Et la science a progressé sans répit. Aujourd'hui, l'Homme a foulé le sol lunaire,
envoyé des engins automatisés au-delà du système solaire ; à l'aide
d'antennes sophistiquées, il écoute les bruits de l'univers profond ;
l'œil rivé à l'oculaire ou à l'écran, il observe les mécanismes cellulaires
; il asservit des bactéries et des virus ; il manipule les gènes qui
régissent la structure et le comportement du vivant ; grâce à des accélérateurs kilométriques, il provoque de
fantastiques collisions, dans des espaces incroyablement réduits,
mettant en évidence des particules toujours plus petites – si "petites"
qu'on ne leur reconnaît plus de volume ni de masse au sens ordinaire –
jusqu'à vérifier l'existence du boson BEH... [ Vous vous souvenez ? En 2013, François Englert, de l'ULB, a reçu le prix Nobel de physique avec Peter Higgs. L'année précédente, leur modèle théorique de 1964 avait été confirmé expérimentalement au CERN. ]

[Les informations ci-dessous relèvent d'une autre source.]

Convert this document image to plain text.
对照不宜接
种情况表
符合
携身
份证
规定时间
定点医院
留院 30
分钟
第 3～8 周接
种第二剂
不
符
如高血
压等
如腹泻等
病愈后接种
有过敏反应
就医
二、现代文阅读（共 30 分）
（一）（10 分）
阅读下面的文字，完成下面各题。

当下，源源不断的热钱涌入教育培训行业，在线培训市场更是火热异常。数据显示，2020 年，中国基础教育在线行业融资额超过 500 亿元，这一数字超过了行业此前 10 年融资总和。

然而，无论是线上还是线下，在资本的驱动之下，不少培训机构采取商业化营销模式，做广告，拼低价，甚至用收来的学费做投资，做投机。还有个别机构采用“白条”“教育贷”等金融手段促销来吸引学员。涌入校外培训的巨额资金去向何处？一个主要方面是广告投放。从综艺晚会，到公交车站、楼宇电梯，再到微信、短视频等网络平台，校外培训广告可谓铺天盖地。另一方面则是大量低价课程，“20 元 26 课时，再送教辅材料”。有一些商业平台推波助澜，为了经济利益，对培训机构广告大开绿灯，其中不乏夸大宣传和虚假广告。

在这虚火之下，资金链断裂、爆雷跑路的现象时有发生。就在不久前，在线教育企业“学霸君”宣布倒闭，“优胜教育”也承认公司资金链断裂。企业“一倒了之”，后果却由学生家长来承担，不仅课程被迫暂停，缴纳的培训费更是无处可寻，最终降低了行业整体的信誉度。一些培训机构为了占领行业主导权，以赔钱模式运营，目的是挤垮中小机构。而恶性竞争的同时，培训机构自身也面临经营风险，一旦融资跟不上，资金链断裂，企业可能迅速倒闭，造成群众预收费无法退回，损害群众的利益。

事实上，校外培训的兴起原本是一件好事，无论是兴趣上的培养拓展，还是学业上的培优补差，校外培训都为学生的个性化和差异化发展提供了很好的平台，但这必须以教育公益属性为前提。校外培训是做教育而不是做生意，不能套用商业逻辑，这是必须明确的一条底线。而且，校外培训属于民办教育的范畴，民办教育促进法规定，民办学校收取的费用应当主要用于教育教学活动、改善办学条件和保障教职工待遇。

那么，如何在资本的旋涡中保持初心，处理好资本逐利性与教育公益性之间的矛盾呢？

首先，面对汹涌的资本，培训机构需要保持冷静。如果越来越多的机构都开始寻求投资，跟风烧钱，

La connaissance de la matière s'est à ce point affinée que pour ne pas
devoir renoncer à un vocabulaire séculaire, ancré dans les esprits, on
utilise sans scrupule des expressions paradoxales comme particules subatomiques [ l'atome
étant étymologiquement "insécable" ]. Au bout d'un siècle de
maturation, la théorie quantique trouve un champ d'application dans
toutes les disciplines. On considère davantage de dimensions que les
trois ou quatre connues depuis toujours, tandis qu'on met en question
le concept même du temps qui passe.
S'il y a certes toujours du mystère, l'Homme est maintenant confiant
dans la démarche scientifique. Le doute en est la clé mais c'est le
doute méthodique, pas un doute inquiet tel que celui survenu quand les
naïves connaissances moyenâgeuses furent ébranlées par les révélations
de la lunette astronomique et du microscope. Du moins voudrait-on le
penser... N'entend-on pas dans les mots "progrès", "progresser", l'idée
– un peu confuse, il faudra bien l'admettre – qu'on sait vers quoi on
va ?
Voilà
qu'en ce début de mois d'octobre 2017, le prix Nobel de physique est
attribué à Raider Weiss [ Allemagne ], Barry C. Barish [ USA ] et Kip
S. Thorne [ USA ] pour l'observation d'ondes gravitationnelles ; celui
de chimie est décerné à Jacques Dubochet [ Suisse ], Joachim Frank [
Allemagne ] et Richard Henderson [ Écosse ] pour leur apport en
cryo-microscopie électronique. Astronomie et microscopie modernes ont
encore repoussé les limites de... l'inconnu. Plane un parfum de XVIIe siècle.